Father’s Day is done, and your Facebook feed is still running on the fumes of throwback snapshots of your friends’ dads, or of new dads you know doing new dad things. In the United States, most new dads are doing the same thing they were doing before their kids were born: Working. If you’re not a dad yet, and expect to be, you should take this as the warning it is. One day you’re going to really want some paternity leave. And you’re not going to have it unless you get to it.
The time to start pushing for paternal leave isn’t the day after your wife’s maternity leave runs out and you’re scrambling for daycare. It’s not the day your kid is born. It’s not when your wife announces to you that she’s pregnant. Ideally it’s around the time you and your wife meet each other in 10th grade. Maybe 2004 or so. Or, barring that, right frickin’ now. Because we’re way behind on this.
This year I left a company that had recently announced four months of paid parental leave for new parents — not maternity-only, as some companies offer; legally American companies must offer at least 12 weeks of unpaid maternity leave but aren’t required to consider fathering worth so much as a sick day. Four paid months is an enormous commitment by the standards of an American company, and one that made the dads there wistful. None of them, far as I knew, had gotten such a chance for their current kids: to spend a third of their son or daughter’s first year hanging out at home, bonding, talking, learning, napping together, taking walks, doing all that dad stuff. I know a new dad who’s on paternity leave now; it amounts to a chance to bond with the baby, to take pressure off his wife, to save money on child care, and to catch up on chilling the hell out, watching old movies during down time. It sounds like real fathering.
This is the way is ought to be, and most of the rest of the world knows it. This month Time released a map of how different countries handle parental leave. The United States and Papua New Guinea are the only countries that have no provision for paternity leave, by the count of the International Labor Organization. The only reasons to explain this: Complacent American dads have totally abdicated their responsibility to change policy on behalf of their families. Our dads didn’t get it done, and if you get it done for your sons, it’ll be too late for you. Only this pre-dad you can get this accomplished for you.

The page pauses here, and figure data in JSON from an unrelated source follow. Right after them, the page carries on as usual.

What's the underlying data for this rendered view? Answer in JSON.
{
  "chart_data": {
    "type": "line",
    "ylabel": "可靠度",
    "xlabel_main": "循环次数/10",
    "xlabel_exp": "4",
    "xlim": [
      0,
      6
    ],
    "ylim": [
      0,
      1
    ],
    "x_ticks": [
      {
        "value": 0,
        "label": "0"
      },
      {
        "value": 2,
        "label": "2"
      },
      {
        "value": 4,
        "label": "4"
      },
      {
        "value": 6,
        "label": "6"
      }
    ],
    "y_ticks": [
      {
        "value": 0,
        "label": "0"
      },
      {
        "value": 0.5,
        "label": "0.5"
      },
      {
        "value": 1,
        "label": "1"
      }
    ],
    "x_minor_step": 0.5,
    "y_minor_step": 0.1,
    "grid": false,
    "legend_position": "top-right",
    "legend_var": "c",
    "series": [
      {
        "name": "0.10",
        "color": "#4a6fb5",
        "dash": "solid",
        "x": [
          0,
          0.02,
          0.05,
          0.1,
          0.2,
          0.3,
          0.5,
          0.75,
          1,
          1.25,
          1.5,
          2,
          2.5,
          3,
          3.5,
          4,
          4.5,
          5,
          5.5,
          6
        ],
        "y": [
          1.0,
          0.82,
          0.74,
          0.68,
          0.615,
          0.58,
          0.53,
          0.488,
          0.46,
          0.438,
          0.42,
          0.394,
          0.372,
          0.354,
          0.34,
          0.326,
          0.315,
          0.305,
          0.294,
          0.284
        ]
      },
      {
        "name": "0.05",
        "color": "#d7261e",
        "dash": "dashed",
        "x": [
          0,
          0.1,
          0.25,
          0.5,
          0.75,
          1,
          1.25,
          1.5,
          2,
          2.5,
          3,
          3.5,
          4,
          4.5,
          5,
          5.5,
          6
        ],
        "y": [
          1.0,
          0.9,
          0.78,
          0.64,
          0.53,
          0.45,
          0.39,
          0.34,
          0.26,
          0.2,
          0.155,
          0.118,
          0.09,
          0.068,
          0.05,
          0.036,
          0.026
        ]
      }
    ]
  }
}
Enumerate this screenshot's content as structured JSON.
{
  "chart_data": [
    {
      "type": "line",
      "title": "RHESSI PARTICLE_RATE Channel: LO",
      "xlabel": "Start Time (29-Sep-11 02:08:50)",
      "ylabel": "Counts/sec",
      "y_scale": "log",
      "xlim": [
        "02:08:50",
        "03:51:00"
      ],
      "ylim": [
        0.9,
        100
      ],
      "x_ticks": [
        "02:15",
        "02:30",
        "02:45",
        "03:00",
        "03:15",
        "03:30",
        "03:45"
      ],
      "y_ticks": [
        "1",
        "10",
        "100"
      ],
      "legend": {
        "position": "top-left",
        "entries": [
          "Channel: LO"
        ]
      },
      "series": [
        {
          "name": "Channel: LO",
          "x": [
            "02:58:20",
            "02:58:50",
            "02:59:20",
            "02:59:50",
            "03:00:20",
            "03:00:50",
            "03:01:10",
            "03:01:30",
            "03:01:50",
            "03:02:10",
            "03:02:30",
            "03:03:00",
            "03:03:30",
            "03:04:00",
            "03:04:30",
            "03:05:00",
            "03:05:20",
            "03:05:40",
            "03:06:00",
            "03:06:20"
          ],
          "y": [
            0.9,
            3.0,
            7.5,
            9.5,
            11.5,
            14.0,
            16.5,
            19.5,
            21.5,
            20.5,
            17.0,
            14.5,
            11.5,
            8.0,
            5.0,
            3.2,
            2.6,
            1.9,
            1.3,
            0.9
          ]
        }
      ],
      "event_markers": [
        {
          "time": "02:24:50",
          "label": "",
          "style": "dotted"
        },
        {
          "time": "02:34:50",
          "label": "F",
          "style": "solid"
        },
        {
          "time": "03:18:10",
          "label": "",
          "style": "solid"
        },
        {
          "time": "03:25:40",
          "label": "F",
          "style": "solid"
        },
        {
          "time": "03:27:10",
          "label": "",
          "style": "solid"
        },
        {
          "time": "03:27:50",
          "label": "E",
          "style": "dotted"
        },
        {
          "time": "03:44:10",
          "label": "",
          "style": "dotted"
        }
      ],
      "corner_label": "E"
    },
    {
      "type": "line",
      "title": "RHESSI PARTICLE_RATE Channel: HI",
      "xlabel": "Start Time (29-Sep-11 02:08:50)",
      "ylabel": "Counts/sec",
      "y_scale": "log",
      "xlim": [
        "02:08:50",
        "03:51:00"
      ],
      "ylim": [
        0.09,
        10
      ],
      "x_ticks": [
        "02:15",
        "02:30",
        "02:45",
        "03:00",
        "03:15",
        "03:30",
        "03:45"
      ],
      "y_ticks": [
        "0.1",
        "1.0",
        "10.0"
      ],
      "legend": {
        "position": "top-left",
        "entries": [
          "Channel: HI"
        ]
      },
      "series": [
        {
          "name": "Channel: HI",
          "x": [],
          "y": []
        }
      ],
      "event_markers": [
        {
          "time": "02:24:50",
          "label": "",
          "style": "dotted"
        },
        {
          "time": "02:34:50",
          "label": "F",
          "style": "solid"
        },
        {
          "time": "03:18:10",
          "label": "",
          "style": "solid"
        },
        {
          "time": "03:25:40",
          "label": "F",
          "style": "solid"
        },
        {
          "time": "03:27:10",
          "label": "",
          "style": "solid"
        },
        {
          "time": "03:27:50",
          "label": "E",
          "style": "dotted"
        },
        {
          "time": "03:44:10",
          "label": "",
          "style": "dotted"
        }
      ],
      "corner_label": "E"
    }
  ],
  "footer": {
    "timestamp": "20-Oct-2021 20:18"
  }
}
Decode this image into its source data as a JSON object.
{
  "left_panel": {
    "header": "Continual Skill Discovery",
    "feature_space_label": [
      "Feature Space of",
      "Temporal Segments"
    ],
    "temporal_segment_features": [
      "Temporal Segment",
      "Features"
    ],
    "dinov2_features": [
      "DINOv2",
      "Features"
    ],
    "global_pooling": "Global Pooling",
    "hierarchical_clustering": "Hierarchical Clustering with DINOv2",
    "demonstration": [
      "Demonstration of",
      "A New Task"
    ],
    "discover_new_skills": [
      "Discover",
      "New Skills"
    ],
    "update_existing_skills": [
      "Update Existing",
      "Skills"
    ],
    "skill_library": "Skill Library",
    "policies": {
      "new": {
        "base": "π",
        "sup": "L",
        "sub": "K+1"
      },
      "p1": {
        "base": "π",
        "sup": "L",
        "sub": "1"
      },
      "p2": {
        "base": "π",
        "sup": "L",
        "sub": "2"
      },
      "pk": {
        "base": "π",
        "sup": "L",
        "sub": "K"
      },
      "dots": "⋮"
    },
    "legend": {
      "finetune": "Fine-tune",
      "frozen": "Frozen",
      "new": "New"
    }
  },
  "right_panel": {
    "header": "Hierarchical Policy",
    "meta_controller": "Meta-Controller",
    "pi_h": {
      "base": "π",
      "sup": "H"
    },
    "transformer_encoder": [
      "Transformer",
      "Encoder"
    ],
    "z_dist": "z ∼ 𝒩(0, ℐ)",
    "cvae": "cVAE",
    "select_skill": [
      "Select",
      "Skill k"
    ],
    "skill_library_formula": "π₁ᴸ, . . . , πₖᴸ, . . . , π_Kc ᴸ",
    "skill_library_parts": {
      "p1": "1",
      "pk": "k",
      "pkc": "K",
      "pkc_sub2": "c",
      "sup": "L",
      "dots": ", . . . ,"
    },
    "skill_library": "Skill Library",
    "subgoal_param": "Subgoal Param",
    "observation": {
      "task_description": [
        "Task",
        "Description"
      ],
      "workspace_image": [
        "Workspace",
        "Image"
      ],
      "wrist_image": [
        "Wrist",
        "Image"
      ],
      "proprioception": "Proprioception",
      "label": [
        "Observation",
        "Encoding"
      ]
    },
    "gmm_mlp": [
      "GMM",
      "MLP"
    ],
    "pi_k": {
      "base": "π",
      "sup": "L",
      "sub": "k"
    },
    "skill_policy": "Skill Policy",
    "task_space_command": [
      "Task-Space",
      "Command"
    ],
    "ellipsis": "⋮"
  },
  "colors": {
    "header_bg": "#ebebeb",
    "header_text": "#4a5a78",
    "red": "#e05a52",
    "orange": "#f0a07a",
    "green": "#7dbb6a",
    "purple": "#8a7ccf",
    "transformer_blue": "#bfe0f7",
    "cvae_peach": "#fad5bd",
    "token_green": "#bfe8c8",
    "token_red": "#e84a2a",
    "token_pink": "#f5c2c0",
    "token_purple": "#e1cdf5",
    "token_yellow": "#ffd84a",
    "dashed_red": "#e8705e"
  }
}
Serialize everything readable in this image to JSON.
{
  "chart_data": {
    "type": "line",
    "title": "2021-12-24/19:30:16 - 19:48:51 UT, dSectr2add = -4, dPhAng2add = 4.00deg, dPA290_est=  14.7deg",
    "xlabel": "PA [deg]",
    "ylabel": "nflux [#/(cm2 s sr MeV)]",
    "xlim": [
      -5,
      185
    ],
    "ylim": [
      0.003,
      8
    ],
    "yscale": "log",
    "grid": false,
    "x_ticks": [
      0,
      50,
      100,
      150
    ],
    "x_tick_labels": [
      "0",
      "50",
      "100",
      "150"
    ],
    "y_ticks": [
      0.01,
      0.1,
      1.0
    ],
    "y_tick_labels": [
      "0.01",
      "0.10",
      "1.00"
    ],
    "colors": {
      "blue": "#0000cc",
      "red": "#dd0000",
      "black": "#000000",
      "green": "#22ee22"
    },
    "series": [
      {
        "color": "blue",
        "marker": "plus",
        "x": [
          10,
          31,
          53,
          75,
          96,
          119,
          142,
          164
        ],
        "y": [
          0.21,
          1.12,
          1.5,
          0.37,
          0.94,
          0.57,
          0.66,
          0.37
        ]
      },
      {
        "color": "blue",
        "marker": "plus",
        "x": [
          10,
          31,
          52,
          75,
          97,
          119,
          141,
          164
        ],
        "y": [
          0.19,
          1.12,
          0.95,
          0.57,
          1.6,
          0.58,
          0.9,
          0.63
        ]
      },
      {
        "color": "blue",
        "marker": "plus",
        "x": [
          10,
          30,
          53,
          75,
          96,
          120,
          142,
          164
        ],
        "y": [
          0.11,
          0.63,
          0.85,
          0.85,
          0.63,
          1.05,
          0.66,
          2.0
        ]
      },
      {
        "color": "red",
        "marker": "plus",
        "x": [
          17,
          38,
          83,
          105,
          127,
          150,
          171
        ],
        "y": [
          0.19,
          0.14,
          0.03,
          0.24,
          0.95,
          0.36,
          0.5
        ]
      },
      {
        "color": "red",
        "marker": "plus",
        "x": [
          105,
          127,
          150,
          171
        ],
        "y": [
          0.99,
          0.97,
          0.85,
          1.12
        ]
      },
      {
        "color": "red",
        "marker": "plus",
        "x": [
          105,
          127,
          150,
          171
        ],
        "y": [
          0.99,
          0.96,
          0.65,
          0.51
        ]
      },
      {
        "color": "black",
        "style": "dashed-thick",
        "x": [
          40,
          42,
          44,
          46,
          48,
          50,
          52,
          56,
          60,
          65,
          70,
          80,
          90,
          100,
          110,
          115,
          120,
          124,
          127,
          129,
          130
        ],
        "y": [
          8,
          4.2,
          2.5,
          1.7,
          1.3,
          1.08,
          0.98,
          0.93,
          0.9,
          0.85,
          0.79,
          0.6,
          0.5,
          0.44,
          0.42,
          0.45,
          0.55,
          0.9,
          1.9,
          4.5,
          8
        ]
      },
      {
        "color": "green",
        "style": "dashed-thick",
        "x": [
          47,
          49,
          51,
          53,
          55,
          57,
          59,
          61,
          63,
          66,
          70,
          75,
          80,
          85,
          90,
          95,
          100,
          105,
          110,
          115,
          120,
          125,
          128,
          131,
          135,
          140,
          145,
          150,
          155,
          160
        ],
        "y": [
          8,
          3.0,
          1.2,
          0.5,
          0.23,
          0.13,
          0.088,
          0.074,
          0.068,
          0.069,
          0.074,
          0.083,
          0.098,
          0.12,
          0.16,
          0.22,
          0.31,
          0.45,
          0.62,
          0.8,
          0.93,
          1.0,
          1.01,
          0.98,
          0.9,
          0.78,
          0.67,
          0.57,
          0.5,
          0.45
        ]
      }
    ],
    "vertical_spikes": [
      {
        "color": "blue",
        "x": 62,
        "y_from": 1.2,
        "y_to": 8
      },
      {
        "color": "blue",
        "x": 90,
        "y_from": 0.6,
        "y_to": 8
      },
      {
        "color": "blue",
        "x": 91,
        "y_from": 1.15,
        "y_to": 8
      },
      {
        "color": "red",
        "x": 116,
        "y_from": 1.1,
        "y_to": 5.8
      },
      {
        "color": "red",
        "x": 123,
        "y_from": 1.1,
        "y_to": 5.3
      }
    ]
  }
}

Now happens to be a perfect time to put a shoulder down and push. Hillary Clinton has chosen paid leave as one of her major planks for her run for president; the fact that she announced it on Mother’s Day should be considered a quirk of timing more than a gendered signal. Northern European countries — leading us all toward a time when we can do more in this life than to work ourselves to death — are figuring out that the best parental leave policies share the time off between mothers and fathers. Moms who take some time off (but not all the time) return to their careers without so great a loss of wages, and they’re happier sharing the workload of being a parent. Not for nothing is the forward to the first State of the World’s Fathers report, released this month by the global fatherhood campaign MenCare, written by Phumzile Mlambo-Ngcukam, the director of UN Women. She may be working toward gender equality, but it stands to lift us all: “Many men and many fathers have realized that the quality of their relationships with the women in their lives in large part determines the quality of their own lives.”
Plenty of fathers are in positions to effect this change. But most of them are going to see non-fathers, or fathers-to-be, as a separate constituency. For you, there’s no need to suffer along. The time to start this argument, or to support candidates who are agitating for it, is long before you think you need it. Future generations — the one you produce, especially — will thank you for it.